Первый сеанс для миссис Тилни и мисс Ноукс. Мисс Ноукс — боли в суставах. 1 фунт.
25 июня 1873 года
Развитие мисс Ноукс. Питер держит ее за голову, а я сижу на корточках и дышу на нее. 2 часа. 3 фунта.
3 июля 1873 года
Мисс Мортимер, зуд в спине. Чересчур нервная.

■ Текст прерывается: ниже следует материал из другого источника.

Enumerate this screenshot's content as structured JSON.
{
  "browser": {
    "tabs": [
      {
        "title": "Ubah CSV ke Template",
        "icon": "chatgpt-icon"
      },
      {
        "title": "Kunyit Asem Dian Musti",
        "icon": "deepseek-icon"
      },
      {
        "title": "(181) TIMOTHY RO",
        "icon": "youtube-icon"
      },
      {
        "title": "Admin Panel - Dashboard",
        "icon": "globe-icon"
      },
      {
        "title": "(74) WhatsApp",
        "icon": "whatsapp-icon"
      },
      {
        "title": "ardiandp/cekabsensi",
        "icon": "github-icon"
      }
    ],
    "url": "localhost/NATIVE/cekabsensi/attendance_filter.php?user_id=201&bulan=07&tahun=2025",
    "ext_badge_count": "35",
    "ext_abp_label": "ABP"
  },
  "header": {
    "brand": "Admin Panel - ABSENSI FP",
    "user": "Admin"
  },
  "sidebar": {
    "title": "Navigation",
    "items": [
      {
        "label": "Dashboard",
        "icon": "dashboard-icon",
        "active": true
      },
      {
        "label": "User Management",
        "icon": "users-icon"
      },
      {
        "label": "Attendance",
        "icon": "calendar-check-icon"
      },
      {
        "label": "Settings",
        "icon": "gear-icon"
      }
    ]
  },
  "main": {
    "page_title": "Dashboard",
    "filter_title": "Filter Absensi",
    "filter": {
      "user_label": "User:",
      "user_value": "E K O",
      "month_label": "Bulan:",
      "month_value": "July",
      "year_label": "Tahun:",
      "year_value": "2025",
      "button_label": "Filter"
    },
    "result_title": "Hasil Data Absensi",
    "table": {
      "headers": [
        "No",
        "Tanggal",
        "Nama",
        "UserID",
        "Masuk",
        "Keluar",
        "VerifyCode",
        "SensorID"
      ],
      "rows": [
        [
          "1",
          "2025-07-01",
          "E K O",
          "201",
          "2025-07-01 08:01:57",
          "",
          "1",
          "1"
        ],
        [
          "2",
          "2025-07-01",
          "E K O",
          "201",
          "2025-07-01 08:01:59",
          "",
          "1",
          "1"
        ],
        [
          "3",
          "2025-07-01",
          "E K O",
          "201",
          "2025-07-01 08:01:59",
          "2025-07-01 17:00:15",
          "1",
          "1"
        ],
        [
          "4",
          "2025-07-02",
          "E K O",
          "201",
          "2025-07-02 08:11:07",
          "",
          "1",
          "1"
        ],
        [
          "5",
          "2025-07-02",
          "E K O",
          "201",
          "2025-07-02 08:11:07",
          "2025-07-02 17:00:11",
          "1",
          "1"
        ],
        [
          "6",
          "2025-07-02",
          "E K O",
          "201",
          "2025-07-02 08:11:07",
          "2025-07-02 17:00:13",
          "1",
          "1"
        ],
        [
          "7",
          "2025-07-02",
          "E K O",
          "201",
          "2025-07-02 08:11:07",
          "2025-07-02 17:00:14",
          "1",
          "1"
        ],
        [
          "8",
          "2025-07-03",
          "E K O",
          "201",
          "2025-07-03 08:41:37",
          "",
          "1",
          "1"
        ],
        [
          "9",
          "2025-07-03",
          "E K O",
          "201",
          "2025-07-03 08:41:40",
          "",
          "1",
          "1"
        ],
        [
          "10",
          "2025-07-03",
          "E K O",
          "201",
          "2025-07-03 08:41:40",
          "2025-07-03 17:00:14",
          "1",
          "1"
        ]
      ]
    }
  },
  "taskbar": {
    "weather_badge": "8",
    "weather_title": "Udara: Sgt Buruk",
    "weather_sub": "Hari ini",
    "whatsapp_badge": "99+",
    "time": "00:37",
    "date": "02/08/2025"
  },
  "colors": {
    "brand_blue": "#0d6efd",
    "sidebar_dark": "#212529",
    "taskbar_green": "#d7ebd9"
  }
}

Мисс Уилсон, ломота. На взгляд Питера, уж больно проста.
15 января 1875 года
Неделю назад все уехали в Уорикшир. Стоя в дверях, я смотрела, как грузят багаж, потом на руки, что махали из окошек отъезжающей кареты, а затем поднялась к себе и поплакала. Матери я позволила себя расцеловать. Хелен я отвела в сторонку и сказала:
— Благослови тебя Господь.
Ничего другого в голову не пришло. Хелен засмеялась — было странно слышать от меня нечто подобное.
— Через месяц увидимся, — сказала она. — Напишешь мне?
Так надолго мы еще не расставались. Я обещала написать, но вот прошла неделя, а я не отправила ни строчки. Я напишу ей, только потом. Не сейчас.
В доме еще никогда не было так тихо. Внизу ночует кухаркин племянник, все уже улеглись. После того как Вайгерс принесла мне уголь и воду, ни у кого никаких дел не осталось. В половине десятого заперли входную дверь.
Но как же тихо! Если б перо умело говорить, я бы упросила его пошептаться со мной. Я получила наши деньги. У меня тысяча триста фунтов. Вчера забрала из банка. Деньги мои, но, получая их, я чувствовала себя воровкой. Показалось, что мой ордер вызвал какие-то подозрения: клерк выскочил из-за конторки, переговорил с управляющим и, вернувшись ко мне, спросил, не желаю ли я получить деньги чеком. Нет, чек не годится, ответила я, а сама тряслась от страха, что мой замысел разгадали и сейчас пошлют за Стивеном. Но что они могли сделать? Я дама, деньги мои. Их принесли мне в бумажном пакете. Клерк поклонился.
Я сказала, что деньги нужны для благотворительной акции — оплаты проезда за границу несчастных девушек, освободившихся из заключения. С кислой миной клерк ответил, что это дело весьма достойное.